# Whyte T130 S v Norco Fluid 7.1 v Mondraker Vantage R



## SteCenturion (20 Oct 2015)

First & foremost, apologies for my being a right Royal PITA.

I previously posted the Norco Charger & Fluid/Boardman Team Pro thread & have since discounted the Charger & the Boardman.

O.k here goes.

Both the Whyte & Norco are FS. 
The *2015* Norco has good quality Fox forks & shock with 120 travel front & rear & an XT/SLX Shimano mix group.

The *2016* Whyte has arguably a better frame with 130mm travel F/R, RockShocks forks & rear shock & a 1x11 Sram group.

The Norco is/will be a completely different beast.
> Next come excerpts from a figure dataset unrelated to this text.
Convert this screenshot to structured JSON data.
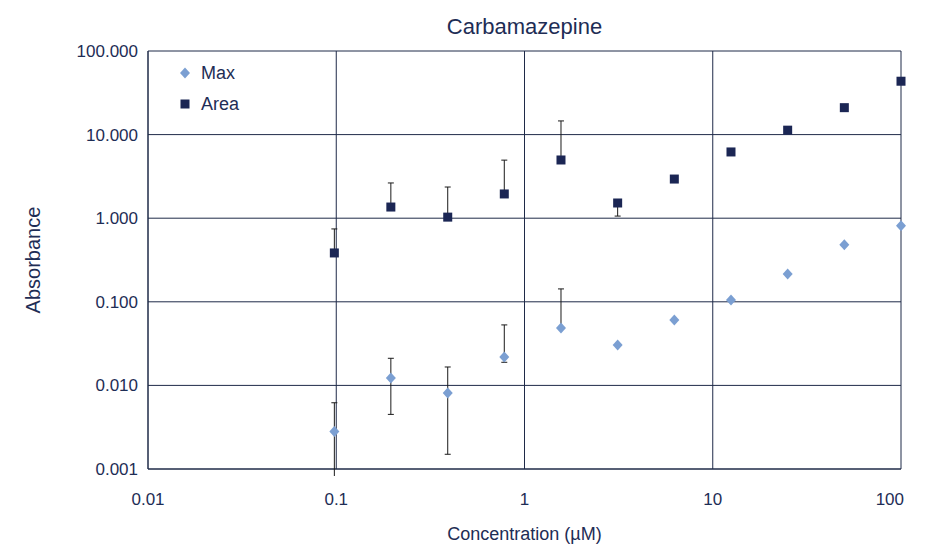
{
  "chart_data": {
    "type": "scatter",
    "title": "Carbamazepine",
    "x_label": "Concentration (µM)",
    "y_label": "Absorbance",
    "log": true,
    "grid": true,
    "legend": "top-left",
    "x": [
      0.0977,
      0.195,
      0.391,
      0.781,
      1.5625,
      3.125,
      6.25,
      12.5,
      25,
      50,
      100
    ],
    "xlim": [
      0.01,
      100
    ],
    "xticks": [
      0.01,
      0.1,
      1,
      10,
      100
    ],
    "ylim": [
      0.001,
      100
    ],
    "yticks": [
      {
        "value": 0.001,
        "label": "0.001"
      },
      {
        "value": 0.01,
        "label": "0.010"
      },
      {
        "value": 0.1,
        "label": "0.100"
      },
      {
        "value": 1,
        "label": "1.000"
      },
      {
        "value": 10,
        "label": "10.000"
      },
      {
        "value": 100,
        "label": "100.000"
      }
    ],
    "series": [
      {
        "name": "Max",
        "color": "#7b9fd2",
        "marker": "diamond",
        "values": [
          0.0028,
          0.0123,
          0.0081,
          0.0219,
          0.0486,
          0.0304,
          0.0605,
          0.105,
          0.215,
          0.48,
          0.81
        ],
        "error_plus": [
          0.0034,
          0.0088,
          0.0085,
          0.031,
          0.094,
          null,
          null,
          null,
          null,
          null,
          null
        ],
        "error_minus": [
          0.0028,
          0.0078,
          0.0066,
          0.003,
          null,
          null,
          null,
          null,
          null,
          null,
          null
        ]
      },
      {
        "name": "Area",
        "color": "#1b2654",
        "marker": "square",
        "values": [
          0.384,
          1.36,
          1.03,
          1.95,
          4.97,
          1.52,
          2.94,
          6.2,
          11.3,
          21,
          43.5
        ],
        "error_plus": [
          0.36,
          1.28,
          1.33,
          3.0,
          9.6,
          0.1,
          null,
          null,
          null,
          null,
          null
        ],
        "error_minus": [
          null,
          null,
          null,
          null,
          null,
          0.46,
          null,
          null,
          null,
          null,
          null
        ]
      }
    ]
  }
}
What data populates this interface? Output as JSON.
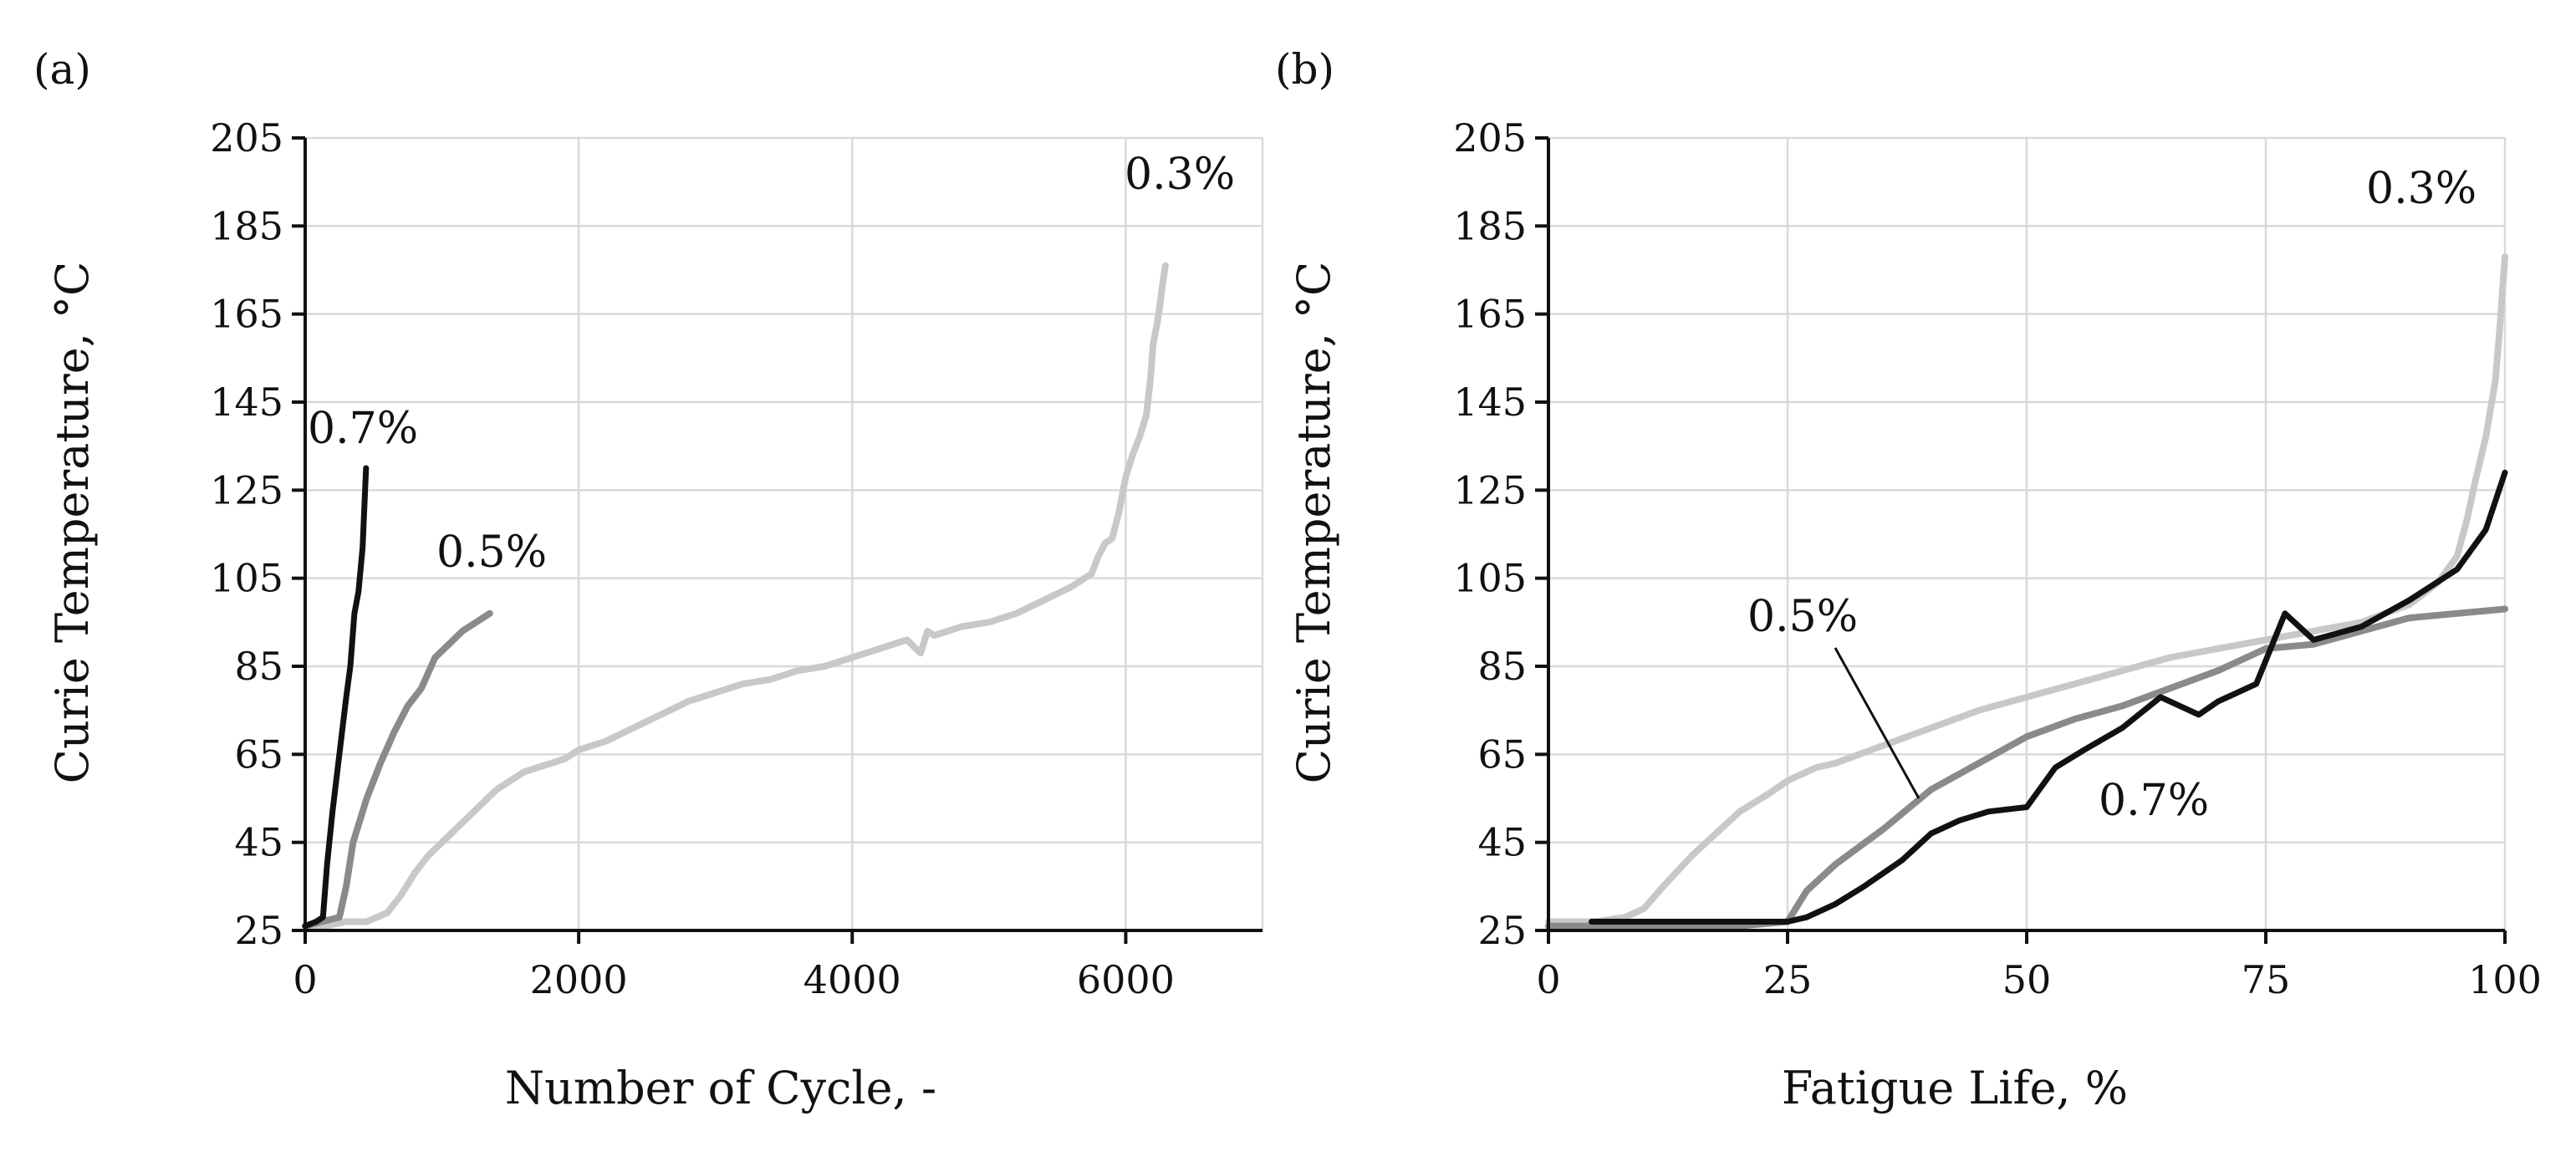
{
  "chart_data": [
    {
      "panel_label": "(a)",
      "type": "line",
      "title": "",
      "xlabel": "Number of Cycle, -",
      "ylabel": "Curie Temperature, °C",
      "xlim": [
        0,
        7000
      ],
      "ylim": [
        25,
        205
      ],
      "xticks": [
        0,
        2000,
        4000,
        6000
      ],
      "xtick_labels": [
        "0",
        "2000",
        "4000",
        "6000"
      ],
      "yticks": [
        25,
        45,
        65,
        85,
        105,
        125,
        145,
        165,
        185,
        205
      ],
      "ytick_labels": [
        "25",
        "45",
        "65",
        "85",
        "105",
        "125",
        "145",
        "165",
        "185",
        "205"
      ],
      "grid": true,
      "series": [
        {
          "name": "0.3%",
          "color": "#c8c8c8",
          "x": [
            0,
            150,
            300,
            450,
            600,
            700,
            800,
            900,
            1000,
            1100,
            1200,
            1300,
            1400,
            1500,
            1600,
            1700,
            1800,
            1900,
            2000,
            2200,
            2400,
            2600,
            2800,
            3000,
            3200,
            3400,
            3600,
            3800,
            4000,
            4200,
            4400,
            4500,
            4550,
            4600,
            4800,
            5000,
            5200,
            5400,
            5600,
            5750,
            5800,
            5850,
            5900,
            5950,
            6000,
            6050,
            6100,
            6150,
            6180,
            6200,
            6230,
            6250,
            6270,
            6290
          ],
          "values": [
            26,
            26,
            27,
            27,
            29,
            33,
            38,
            42,
            45,
            48,
            51,
            54,
            57,
            59,
            61,
            62,
            63,
            64,
            66,
            68,
            71,
            74,
            77,
            79,
            81,
            82,
            84,
            85,
            87,
            89,
            91,
            88,
            93,
            92,
            94,
            95,
            97,
            100,
            103,
            106,
            110,
            113,
            114,
            120,
            128,
            133,
            137,
            142,
            150,
            158,
            163,
            167,
            172,
            176
          ]
        },
        {
          "name": "0.5%",
          "color": "#8a8a8a",
          "x": [
            0,
            120,
            250,
            300,
            350,
            450,
            550,
            650,
            750,
            850,
            950,
            1050,
            1150,
            1250,
            1350
          ],
          "values": [
            26,
            27,
            28,
            35,
            45,
            55,
            63,
            70,
            76,
            80,
            87,
            90,
            93,
            95,
            97
          ]
        },
        {
          "name": "0.7%",
          "color": "#111111",
          "x": [
            0,
            80,
            130,
            160,
            200,
            250,
            300,
            330,
            360,
            390,
            420,
            445
          ],
          "values": [
            26,
            27,
            28,
            40,
            52,
            65,
            78,
            85,
            97,
            102,
            112,
            130
          ]
        }
      ]
    },
    {
      "panel_label": "(b)",
      "type": "line",
      "title": "",
      "xlabel": "Fatigue Life, %",
      "ylabel": "Curie Temperature, °C",
      "xlim": [
        0,
        100
      ],
      "ylim": [
        25,
        205
      ],
      "xticks": [
        0,
        25,
        50,
        75,
        100
      ],
      "xtick_labels": [
        "0",
        "25",
        "50",
        "75",
        "100"
      ],
      "yticks": [
        25,
        45,
        65,
        85,
        105,
        125,
        145,
        165,
        185,
        205
      ],
      "ytick_labels": [
        "25",
        "45",
        "65",
        "85",
        "105",
        "125",
        "145",
        "165",
        "185",
        "205"
      ],
      "grid": true,
      "series": [
        {
          "name": "0.3%",
          "color": "#c8c8c8",
          "x": [
            0,
            5,
            8,
            10,
            12,
            15,
            18,
            20,
            23,
            25,
            28,
            30,
            35,
            40,
            45,
            50,
            55,
            60,
            65,
            70,
            75,
            80,
            85,
            90,
            93,
            95,
            96,
            97,
            98,
            99,
            99.5,
            100
          ],
          "values": [
            27,
            27,
            28,
            30,
            35,
            42,
            48,
            52,
            56,
            59,
            62,
            63,
            67,
            71,
            75,
            78,
            81,
            84,
            87,
            89,
            91,
            93,
            95,
            99,
            104,
            110,
            118,
            128,
            137,
            150,
            163,
            178
          ]
        },
        {
          "name": "0.5%",
          "color": "#8a8a8a",
          "x": [
            0,
            10,
            20,
            25,
            27,
            30,
            35,
            40,
            45,
            50,
            55,
            60,
            65,
            70,
            75,
            80,
            85,
            90,
            95,
            100
          ],
          "values": [
            26,
            26,
            26,
            27,
            34,
            40,
            48,
            57,
            63,
            69,
            73,
            76,
            80,
            84,
            89,
            90,
            93,
            96,
            97,
            98
          ]
        },
        {
          "name": "0.7%",
          "color": "#111111",
          "x": [
            4.5,
            10,
            18,
            22,
            25,
            27,
            30,
            33,
            37,
            40,
            43,
            46,
            50,
            53,
            56,
            60,
            64,
            68,
            70,
            74,
            77,
            80,
            85,
            90,
            95,
            98,
            100
          ],
          "values": [
            27,
            27,
            27,
            27,
            27,
            28,
            31,
            35,
            41,
            47,
            50,
            52,
            53,
            62,
            66,
            71,
            78,
            74,
            77,
            81,
            97,
            91,
            94,
            100,
            107,
            116,
            129
          ]
        }
      ]
    }
  ],
  "annotations": {
    "panel_a": {
      "label_03": "0.3%",
      "label_05": "0.5%",
      "label_07": "0.7%"
    },
    "panel_b": {
      "label_03": "0.3%",
      "label_05": "0.5%",
      "label_07": "0.7%"
    }
  }
}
Hard tail with a 140mm fork & budget groupset. 

With the Norco I could go for this budget spec & upgrade in a couple of years time or get the RR frame & spec it up myself, although I would need a shop to build it.

Does anyone own any of these bikes or just have advice in general ? 

I have been out of the Mtb game for nearly 20 years now & it will supplement my main road bike focus & give me a bit of 'something else'.

*budget dictates that 0 % finance is used or a slow self build from a frame*

Cheers.


----------



## Levo-Lon (21 Oct 2015)

I'd have the whyte..11 speed sram is superb and rock shox fork will be a better user freindly fork.
fox are a pain with constant service requirement.

whyte is a uk bike too so quick to fix if it goes snap..which it wont..but Norco is Canada..and they have a socialist govt now lol

mondraker? Can you ride one..or any of these bikes?? It will make the decision easier


----------



## SteCenturion (22 Oct 2015)

I can definitely go take a look at the Whyte, either at Leisure Lakes in Bury or Edinburgh Cycle Co-Operative in Manchester. 

The Norco I could ride at Evans Trafford Centre branch but I suspect in all cases it will just be a car park test that won't tell me much other than it fits.

Not sure where I could look at a Mondraker @meta lon so I might have to take a leap of faith.

My gut instinct & roving eye say the Whyte is for me currently, however it is a *lot* of money, but then again should last me 10 years.


----------



## Levo-Lon (22 Oct 2015)

Even a car park test will tell you if its good or not @SteCenturion 
when i gotcthe cube stereo from rutland cycles i tried several bikes that i thought looked cool ,but the were not for me after a quick ride.
the cube was a Iwant this now bike and its proving to be a very good choice.

so much better if you can have a go on a bike.


----------



## Motozulu (4 Nov 2015)

Haven't got the Whyte but a couple of riding buddies have - it's a great, do everything bike. No brainer - get it!


----------